In this case, a photo licensing agency called Zuma Press alleged that Getty Images had unlawfully copied, displayed and intentionally altered the photographer credit information for more than 47,000 photographs allegedly belonging to Zuma. Zuma asserted claims for copyright infringement under Section 501 of the Copyright Act, and for falsification, alteration and/or removal under Section 1202 of the Act – the latter of which implicated potential statutory damages of more than $3 billion. After Getty Images moved to dismiss the complaint, Zuma Press, along with 11 new plaintiffs, filed an amended complaint, asserting an additional claim for contributory infringement, as well as claims under the Lanham Act and New York law.
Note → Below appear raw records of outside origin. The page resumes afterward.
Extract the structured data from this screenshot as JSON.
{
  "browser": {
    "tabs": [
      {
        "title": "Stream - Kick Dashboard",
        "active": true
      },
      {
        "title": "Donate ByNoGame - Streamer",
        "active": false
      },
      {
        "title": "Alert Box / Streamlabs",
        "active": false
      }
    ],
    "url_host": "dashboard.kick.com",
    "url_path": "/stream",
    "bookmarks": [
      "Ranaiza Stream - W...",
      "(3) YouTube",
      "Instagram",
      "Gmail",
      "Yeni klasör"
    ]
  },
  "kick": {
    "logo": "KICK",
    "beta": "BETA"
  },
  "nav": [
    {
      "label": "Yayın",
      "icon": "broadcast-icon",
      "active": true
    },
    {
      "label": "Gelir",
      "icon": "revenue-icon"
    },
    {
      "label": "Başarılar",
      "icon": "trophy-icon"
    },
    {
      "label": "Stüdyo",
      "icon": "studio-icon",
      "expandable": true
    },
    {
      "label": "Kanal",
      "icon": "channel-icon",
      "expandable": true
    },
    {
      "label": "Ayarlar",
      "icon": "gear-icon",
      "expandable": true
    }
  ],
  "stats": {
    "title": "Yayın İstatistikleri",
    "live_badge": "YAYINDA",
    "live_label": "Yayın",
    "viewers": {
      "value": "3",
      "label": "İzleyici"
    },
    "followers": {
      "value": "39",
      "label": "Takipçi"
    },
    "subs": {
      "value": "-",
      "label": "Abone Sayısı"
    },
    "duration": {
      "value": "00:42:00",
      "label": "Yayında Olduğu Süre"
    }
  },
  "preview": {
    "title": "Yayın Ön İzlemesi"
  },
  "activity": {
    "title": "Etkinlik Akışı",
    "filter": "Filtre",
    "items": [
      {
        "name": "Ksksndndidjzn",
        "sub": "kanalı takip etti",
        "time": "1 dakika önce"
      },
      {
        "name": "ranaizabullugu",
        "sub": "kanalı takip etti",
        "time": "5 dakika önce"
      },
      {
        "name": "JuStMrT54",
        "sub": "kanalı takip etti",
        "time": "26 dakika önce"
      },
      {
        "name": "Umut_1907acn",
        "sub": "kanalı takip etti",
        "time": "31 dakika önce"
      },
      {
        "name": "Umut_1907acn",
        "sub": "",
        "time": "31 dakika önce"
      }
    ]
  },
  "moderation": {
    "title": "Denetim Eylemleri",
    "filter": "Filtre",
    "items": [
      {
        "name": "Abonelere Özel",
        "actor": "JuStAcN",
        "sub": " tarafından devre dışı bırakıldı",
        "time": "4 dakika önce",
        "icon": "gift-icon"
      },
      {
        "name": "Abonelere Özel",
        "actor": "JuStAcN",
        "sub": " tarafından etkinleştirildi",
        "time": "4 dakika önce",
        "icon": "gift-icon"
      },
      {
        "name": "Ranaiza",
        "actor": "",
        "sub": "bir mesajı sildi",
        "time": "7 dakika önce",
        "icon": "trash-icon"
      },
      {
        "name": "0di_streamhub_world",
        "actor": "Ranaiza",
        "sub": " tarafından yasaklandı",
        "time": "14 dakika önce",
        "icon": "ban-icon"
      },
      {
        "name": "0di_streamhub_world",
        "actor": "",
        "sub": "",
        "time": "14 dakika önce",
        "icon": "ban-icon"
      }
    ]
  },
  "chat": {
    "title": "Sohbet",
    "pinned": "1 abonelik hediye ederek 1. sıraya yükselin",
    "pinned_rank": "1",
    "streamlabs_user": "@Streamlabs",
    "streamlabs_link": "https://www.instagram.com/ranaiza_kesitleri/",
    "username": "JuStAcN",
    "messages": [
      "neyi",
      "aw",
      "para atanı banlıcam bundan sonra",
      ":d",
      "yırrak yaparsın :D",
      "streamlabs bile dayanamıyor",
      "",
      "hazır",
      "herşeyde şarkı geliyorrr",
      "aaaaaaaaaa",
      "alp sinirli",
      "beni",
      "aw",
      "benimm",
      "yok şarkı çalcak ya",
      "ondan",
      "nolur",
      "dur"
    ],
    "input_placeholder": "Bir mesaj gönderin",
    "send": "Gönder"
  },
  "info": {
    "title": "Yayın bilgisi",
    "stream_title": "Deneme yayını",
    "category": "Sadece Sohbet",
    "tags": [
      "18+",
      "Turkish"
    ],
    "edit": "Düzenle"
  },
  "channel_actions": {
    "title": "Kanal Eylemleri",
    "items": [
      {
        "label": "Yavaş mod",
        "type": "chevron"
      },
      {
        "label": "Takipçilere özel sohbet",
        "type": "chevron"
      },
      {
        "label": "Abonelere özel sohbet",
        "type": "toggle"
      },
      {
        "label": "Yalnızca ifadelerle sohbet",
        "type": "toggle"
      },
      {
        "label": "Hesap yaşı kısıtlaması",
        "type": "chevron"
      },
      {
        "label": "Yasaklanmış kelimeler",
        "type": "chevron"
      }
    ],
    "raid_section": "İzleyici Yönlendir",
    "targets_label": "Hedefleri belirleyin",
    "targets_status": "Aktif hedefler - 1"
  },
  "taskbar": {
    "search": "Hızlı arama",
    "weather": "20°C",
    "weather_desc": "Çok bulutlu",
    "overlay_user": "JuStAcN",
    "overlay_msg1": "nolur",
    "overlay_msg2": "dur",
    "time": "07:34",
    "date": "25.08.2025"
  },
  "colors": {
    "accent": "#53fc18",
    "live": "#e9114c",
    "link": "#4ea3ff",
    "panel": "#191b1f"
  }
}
Weil won dismissal of the contributory infringement, Lanham Act and state law claims at the outset of the case, and an initial summary judgment victory in 2018 that defeated both the Section 501 and Section 1202 claims. However, the trial court would later grant the plaintiffs’ motion to reconsider the dismissal of its Section 501 copyright infringement claim.
Weil then submitted a renewed summary judgment motion based on the affirmative defenses that the court had not previously addressed – chiefly, that Getty Images’ use of the plaintiffs’ photographs was authorized under a chain of license agreements that began with the plaintiffs themselves. Through third-party discovery, Weil established that license rights to the photographs had been transferred from Zuma Press to NewSport; from NewSport to another agency, Corbis; through Corbis, in a sale transaction, to a Chinese entity, VCG; and, finally, from VCG to Getty Images. The court found that this chain of license authority was complex, but unbroken, and in July 2019 granted judgment on the infringement claims since “holding a valid license ‘immunizes the licensee from a charge of copyright infringement, provided that the licensee uses the copyright as agreed with the licensor.’”
On appeal, the plaintiffs attempted to challenge the summary judgment dismissal of both the Section 501 claims and Section 1202 claims. Following briefing and argument, the Second Circuit sided with Getty Images. On the Section 501 claims, the court agreed with the trial court decision ruling that “the undisputed facts in the record and the plain language of each of the agreements at issue establish an unbroken chain of authorization from Zuma to Getty” and that “a reasonable juror could find only that Getty established the existence of a valid license” to the photographs in question. Likewise, on the Section 1202 claims that Getty Images had intentionally altered the photographer credit information, the court found “no reasonable juror could conclude that Getty knowingly removed or altered Plaintiffs’ CMI without authority.”
The Weil team was led by Benjamin E. Marks, Head of Weil’s Intellectual Property & Media practice. The appellate team also included Appellate Litigation Co-Head Gregory Silbert and associate Aaron J. Curtis.